How to wash a 17th c. tapestry

I’ve found a whole new subset of tapestry porn courtesy of the consistently entertaining Historic Royal Palaces YouTube channel: tapestry washing! The tapestry in question is February, one of a series depicting the 12 months that was commissioned by the future Charles I (then Prince of Wales) from the Mortlake Tapestry Works in 1623. At 13 feet (398 centimeters) by 11’4″ (347 cm), it’s one of the largest tapestries in the collection of Hampton Court Palace and, like the ones in the Kunsthistorisches Museum we just oogled, is in a perpetually delicate state of conservation.

Washing any antique tapestry is a conservation challenge, and washing the monumental ones is an immense logistical challenge as well. Hampton Court Palace experts have built a custom tapestry bath to handle their giant textiles. They use de-ionised water, a special detergent and a phalanx of lab-coated conservators to ever so gently lower the tapestry into a shallow pool where it’s washed with utmost tenderness and care. Once the tapestry is rinsed, conservators dry it by blotting with towels and then surround it with fans. Watch the magic happen:

That video seriously has everything. It combines my childhood adoration of carwashes with my adult adoration of antique textiles and the nitty-gritty of conservation that usually takes place exclusively behind the scenes. Also, I love how gently the conservators sponge the surface like they’re bathing a gigantic wool, silk, gold and silver baby in a massive bassinet.

February really is a baby compared to one its siblings: the tapestry of May and June which is a double-wide, each month represented in vertical sections divided by a border. It’s more than 13 feet high and almost 16 feet wide. I’d love to see that one gingerly unrolled into its megabath.

The series was commissioned by Charles I when he was still Prince of Wales. His father James I established the royal tapestry manufacturers in 1619, inspired by Henry IV of France who had founded the first royal tapestry workshop in Paris in 1607 as part of a program to revive production of French luxury goods that had declined so precipitously during the Wars of Religion. James enlisted Sir Francis Crane to set up the shop and then scoured the Low Countries for the greatest tapestry weavers he could poach. Apparently James missed his calling as a recruiter, because 50 top weavers were ensconced in the new workshop on the Thames at Mortlake, just outside of London, before the Netherlandish authorities knew they were gone. They didn’t hear about it until the ambassador reported in a 1620 letter that the tapestry manufacturing capabilities of the Low Countries were threatened by the alarming number of their best weavers suddenly in London.

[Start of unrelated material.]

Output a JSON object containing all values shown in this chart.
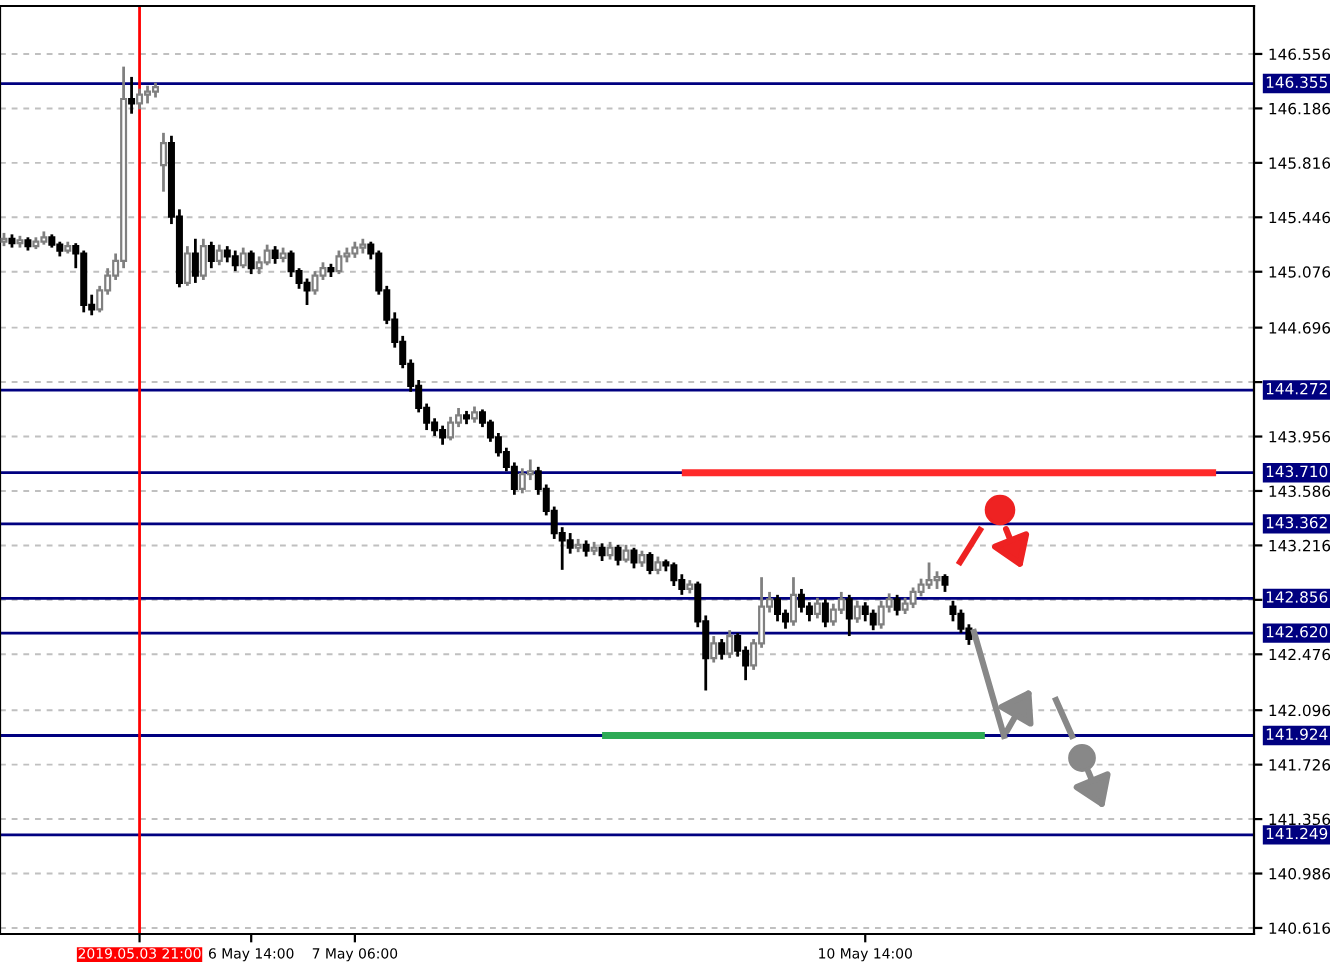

Aided by apprentices James insisted be selected from London’s city hospitals/orphanages so that pauper boys could learn a lucrative trade instead of living in penury the rest of their lives, the Flemish weavers hit the ground running. They set to work on royal commissions from the king, Prince Charles, James’ favorite the Duke of Buckingham and other aristocratic buyers. Charles ordered the Twelve Months set from Madrid where he was engaged in very controversial negotiations to marry Infanta Maria Anna of Spain. He wrote to his people in London that they should pay £500 for the set, quite a modest sum considering that in the same letter he directed them to pay £700 for some tapestry cartoons from Italy.

The Prince of Wales became King Charles I in 1625 and patronized the Mortlake Tapestry Works even more than his father had. He subsidized it to the tune of thousands of pounds a year as well as commissioning some of the greatest tapestries in the royal collection. It was Charles I who bought the Raphael cartoons and commissioned tapestry designs from masters like Rubens and Van Dyke. After Sir Francis Crane’s death in 1637, the tapestry works became official property of the crown.